俺達を先導する形で歩き出す彼だが、そうすると必然的に俺の目の前でモフモフの尻尾がユラユラと揺られる事になる。
……クッ、こいつ、分かってて誘っているのか?
このままだと、ホイホイ付いて行っちまいそうだ。
そして、そのまま、一般的には短く、俺にとっては無限にも思える程の長い永い苦行の道程を終え、今日から暫くの間、俺達が寝泊まりする事となる部屋部屋へと到着する。

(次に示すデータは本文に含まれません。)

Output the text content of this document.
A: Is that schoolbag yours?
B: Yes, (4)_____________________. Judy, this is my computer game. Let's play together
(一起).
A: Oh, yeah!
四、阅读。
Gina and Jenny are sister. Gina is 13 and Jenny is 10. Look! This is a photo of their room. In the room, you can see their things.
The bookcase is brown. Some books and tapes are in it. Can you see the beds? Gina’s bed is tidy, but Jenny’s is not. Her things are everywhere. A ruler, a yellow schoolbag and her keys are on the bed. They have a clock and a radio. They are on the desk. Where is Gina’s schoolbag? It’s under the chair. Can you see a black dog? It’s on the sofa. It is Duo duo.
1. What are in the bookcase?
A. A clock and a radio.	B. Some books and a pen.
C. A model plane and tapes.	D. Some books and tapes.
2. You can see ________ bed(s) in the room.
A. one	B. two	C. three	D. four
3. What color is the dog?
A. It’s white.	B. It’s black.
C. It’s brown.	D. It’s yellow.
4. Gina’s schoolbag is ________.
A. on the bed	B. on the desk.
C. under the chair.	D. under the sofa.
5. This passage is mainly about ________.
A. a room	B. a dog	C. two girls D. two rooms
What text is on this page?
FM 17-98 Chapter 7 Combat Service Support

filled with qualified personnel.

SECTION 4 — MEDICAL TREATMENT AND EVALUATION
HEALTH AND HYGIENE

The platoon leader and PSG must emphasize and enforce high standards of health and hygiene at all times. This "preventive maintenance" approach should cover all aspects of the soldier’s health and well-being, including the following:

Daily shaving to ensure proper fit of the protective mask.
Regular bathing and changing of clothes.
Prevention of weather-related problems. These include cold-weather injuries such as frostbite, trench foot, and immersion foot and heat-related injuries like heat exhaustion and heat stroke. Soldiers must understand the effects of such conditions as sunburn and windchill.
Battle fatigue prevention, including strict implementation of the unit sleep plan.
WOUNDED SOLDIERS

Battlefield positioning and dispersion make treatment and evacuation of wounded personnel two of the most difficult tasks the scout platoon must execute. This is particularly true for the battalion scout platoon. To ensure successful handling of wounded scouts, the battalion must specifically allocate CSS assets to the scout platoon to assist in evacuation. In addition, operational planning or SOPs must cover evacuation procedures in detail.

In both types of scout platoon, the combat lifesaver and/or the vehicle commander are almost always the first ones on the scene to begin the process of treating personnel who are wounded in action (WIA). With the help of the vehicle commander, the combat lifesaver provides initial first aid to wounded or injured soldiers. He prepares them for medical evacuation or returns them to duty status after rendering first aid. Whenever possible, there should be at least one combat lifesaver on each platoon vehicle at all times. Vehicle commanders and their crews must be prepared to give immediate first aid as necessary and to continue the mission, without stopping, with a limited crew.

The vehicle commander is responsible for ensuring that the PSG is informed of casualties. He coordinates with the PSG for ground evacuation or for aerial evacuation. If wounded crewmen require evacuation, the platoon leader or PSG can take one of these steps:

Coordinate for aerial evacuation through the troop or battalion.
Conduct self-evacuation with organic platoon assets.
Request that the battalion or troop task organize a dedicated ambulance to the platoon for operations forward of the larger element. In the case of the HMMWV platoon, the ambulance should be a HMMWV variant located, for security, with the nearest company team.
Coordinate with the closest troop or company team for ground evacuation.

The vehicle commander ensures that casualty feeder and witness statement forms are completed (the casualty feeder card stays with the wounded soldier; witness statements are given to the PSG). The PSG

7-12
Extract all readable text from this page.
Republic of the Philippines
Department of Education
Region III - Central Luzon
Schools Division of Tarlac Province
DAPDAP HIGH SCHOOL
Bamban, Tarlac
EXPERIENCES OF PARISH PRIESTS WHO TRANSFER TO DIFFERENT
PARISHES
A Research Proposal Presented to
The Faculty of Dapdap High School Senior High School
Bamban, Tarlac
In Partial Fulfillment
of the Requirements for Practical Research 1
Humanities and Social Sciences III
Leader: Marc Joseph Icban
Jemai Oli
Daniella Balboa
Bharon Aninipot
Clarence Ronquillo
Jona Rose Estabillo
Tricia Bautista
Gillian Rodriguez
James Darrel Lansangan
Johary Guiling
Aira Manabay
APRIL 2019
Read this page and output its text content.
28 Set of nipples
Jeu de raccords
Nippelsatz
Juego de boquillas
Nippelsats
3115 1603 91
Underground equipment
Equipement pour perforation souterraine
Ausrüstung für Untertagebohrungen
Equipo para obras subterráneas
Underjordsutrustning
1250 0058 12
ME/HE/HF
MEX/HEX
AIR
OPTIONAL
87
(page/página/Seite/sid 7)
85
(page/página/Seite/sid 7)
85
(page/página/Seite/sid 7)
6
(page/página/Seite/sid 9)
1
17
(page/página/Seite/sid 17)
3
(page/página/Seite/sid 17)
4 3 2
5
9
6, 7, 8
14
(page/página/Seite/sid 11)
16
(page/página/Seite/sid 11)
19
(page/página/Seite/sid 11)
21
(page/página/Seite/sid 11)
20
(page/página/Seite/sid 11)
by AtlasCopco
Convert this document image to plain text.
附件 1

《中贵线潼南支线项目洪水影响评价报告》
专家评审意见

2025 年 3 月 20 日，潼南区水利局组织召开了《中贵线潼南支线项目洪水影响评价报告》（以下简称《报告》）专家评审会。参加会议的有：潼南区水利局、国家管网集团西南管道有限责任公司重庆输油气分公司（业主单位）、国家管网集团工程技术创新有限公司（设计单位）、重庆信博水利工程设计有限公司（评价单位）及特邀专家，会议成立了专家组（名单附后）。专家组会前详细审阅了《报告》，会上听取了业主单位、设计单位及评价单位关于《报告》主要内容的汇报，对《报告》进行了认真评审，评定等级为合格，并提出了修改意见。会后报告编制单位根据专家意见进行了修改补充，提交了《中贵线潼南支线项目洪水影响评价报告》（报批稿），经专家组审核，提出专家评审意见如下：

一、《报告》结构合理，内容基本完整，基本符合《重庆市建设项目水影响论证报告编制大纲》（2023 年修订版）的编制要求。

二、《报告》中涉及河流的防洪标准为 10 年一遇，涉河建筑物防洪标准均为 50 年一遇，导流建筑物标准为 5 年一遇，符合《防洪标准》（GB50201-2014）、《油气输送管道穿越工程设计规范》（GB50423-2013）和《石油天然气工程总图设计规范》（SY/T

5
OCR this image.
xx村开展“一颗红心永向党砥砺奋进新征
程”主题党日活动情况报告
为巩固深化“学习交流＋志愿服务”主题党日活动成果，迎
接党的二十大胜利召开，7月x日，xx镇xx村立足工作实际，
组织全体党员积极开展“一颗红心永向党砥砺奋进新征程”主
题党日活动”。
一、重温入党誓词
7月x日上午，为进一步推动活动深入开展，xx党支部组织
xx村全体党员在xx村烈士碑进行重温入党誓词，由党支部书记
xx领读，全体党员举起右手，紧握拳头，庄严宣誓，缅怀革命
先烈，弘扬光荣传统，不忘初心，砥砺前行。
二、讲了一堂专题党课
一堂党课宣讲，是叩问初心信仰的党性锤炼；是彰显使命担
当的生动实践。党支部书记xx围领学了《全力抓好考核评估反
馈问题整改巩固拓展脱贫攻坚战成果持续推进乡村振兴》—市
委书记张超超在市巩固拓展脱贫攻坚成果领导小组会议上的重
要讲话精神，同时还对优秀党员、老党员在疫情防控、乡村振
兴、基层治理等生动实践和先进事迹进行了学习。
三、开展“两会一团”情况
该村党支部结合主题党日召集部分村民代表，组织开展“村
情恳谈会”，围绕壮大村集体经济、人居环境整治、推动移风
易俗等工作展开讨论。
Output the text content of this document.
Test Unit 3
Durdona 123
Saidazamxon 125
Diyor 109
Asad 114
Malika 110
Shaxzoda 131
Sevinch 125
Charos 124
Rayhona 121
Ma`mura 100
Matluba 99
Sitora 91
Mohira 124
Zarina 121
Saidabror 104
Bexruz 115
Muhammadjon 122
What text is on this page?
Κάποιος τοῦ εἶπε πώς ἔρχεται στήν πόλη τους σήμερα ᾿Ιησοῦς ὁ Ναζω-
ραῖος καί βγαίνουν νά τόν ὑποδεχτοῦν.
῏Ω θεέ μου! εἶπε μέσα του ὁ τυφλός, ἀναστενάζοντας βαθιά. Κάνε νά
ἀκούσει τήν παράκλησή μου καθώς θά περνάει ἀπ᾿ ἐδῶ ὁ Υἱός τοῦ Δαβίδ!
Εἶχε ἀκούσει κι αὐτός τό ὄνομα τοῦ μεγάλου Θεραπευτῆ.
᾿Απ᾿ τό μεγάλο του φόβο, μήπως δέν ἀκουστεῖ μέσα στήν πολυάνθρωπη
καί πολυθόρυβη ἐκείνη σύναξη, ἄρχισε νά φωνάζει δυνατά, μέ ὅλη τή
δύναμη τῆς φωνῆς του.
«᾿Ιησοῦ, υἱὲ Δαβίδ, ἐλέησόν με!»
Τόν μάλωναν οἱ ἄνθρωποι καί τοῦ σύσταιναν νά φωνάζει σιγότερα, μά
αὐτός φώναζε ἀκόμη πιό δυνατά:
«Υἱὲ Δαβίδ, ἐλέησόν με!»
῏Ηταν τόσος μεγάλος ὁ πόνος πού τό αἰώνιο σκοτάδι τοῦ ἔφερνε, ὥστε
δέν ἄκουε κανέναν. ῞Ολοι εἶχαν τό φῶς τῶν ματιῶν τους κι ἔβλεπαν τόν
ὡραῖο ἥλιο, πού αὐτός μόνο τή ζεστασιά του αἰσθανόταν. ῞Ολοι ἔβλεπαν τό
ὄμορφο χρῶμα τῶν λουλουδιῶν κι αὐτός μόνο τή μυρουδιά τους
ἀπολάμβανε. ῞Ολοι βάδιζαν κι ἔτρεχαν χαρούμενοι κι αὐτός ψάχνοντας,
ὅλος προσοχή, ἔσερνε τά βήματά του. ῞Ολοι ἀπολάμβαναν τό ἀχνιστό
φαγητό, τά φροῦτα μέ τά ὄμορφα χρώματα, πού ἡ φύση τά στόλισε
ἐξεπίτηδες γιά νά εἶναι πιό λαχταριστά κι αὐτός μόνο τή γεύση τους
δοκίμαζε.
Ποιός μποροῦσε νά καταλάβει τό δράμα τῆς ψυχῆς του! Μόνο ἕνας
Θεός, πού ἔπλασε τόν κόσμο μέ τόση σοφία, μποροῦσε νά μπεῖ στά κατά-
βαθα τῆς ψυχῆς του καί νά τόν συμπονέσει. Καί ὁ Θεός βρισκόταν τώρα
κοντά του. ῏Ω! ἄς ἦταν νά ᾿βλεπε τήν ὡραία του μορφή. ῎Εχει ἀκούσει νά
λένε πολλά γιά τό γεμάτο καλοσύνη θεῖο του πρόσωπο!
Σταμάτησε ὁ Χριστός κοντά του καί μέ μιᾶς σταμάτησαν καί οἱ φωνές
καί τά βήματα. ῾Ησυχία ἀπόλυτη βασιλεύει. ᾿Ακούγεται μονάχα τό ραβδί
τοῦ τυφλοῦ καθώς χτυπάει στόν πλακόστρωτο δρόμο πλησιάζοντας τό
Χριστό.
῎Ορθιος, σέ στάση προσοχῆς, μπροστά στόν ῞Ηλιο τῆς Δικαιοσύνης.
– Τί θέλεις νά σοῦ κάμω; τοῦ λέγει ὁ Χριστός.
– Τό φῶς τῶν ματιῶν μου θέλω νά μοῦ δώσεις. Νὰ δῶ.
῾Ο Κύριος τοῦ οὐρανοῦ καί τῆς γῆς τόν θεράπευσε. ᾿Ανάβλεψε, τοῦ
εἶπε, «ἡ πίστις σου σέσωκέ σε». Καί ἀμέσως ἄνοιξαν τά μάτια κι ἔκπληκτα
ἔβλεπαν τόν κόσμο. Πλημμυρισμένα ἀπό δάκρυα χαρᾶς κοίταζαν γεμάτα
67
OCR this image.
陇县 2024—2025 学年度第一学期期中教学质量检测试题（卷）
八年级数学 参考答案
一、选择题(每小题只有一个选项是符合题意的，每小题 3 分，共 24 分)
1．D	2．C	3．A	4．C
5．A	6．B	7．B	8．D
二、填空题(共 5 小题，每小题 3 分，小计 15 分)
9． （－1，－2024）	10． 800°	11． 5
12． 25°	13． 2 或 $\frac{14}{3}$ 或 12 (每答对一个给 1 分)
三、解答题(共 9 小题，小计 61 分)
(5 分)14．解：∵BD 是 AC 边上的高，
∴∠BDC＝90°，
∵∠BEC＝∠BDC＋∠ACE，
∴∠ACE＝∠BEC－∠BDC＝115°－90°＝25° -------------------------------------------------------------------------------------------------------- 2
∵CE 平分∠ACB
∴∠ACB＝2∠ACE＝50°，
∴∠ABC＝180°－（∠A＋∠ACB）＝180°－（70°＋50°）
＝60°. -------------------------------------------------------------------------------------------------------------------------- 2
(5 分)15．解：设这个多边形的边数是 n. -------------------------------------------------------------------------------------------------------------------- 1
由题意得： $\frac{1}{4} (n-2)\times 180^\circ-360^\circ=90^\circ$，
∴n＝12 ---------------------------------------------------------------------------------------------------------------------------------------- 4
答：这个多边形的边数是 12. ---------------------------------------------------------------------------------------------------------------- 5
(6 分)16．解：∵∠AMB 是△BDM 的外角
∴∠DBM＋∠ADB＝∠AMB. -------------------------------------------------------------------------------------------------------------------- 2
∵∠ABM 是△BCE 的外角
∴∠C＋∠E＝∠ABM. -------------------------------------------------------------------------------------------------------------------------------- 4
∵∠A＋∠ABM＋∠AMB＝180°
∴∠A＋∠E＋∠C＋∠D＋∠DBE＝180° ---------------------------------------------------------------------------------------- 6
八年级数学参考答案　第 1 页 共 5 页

「王女様と魔王様方には、この廊下を挟んだ二部屋をお使いになって頂きます。レオン王からは、レオーネ様は既に魔王様の臣下として接する様にとのお達しですので、こちらでお過ごし頂きます。ですので、部屋割等は魔王様方でお好きな様にしていただいて大丈夫です。何かご要望がお有りでしたら、御手数ですが、備え付けのベルを鳴らして頂ければ、使用人が伺いますので、その者にお願い致します」
とそこで一旦言葉を切り、俺に対して向き直る執事。
そして、そのまま深々と頭を下げ、そのままの体勢でこう続けた。
「……魔王陛下、この度はこのアニマリアをお救い頂き、ありがとうございます。お陰様で、私の家族、友人、知人、そして、仕えるべき主を喪わずに済みました。私の様な、一使用人の感謝など必要とはしていないでしょうが、これだけは言わせて下さい。助けて頂き、有り難うございました」
そう言い切ると、頭を上げた後、軽く一礼してから踵を返す執事。
……助けて正解だったなぁ……と思いながら、ティーガやメフィストと共に部屋へと入ろうとした俺だったが、背後から十の腕にて絡めとられる。
「どこに行くのであります?」
「折角二部屋なのですから~、貴方はこちらですよ~?」
「そうそう、逃げるのは良くないなぁ~?」
「こう言う時、旦那様は妻と同じ部屋です泊まるモノだと、相場は決まっていますからね?」
「……私も、ジョンさんと同じ部屋が良いです」
助けを求めて二人を見るが、一人は合掌し、もう一人は肩を竦めてヤレヤレと言わんばかりのジェスチャーをしている。
「……こ、この、裏切り者共~!」
と言う俺の叫びも虚しく、そのまま反対側の部屋へと引きずり込まれ、抵抗虚しく美味しく頂かれ(意味深)ました。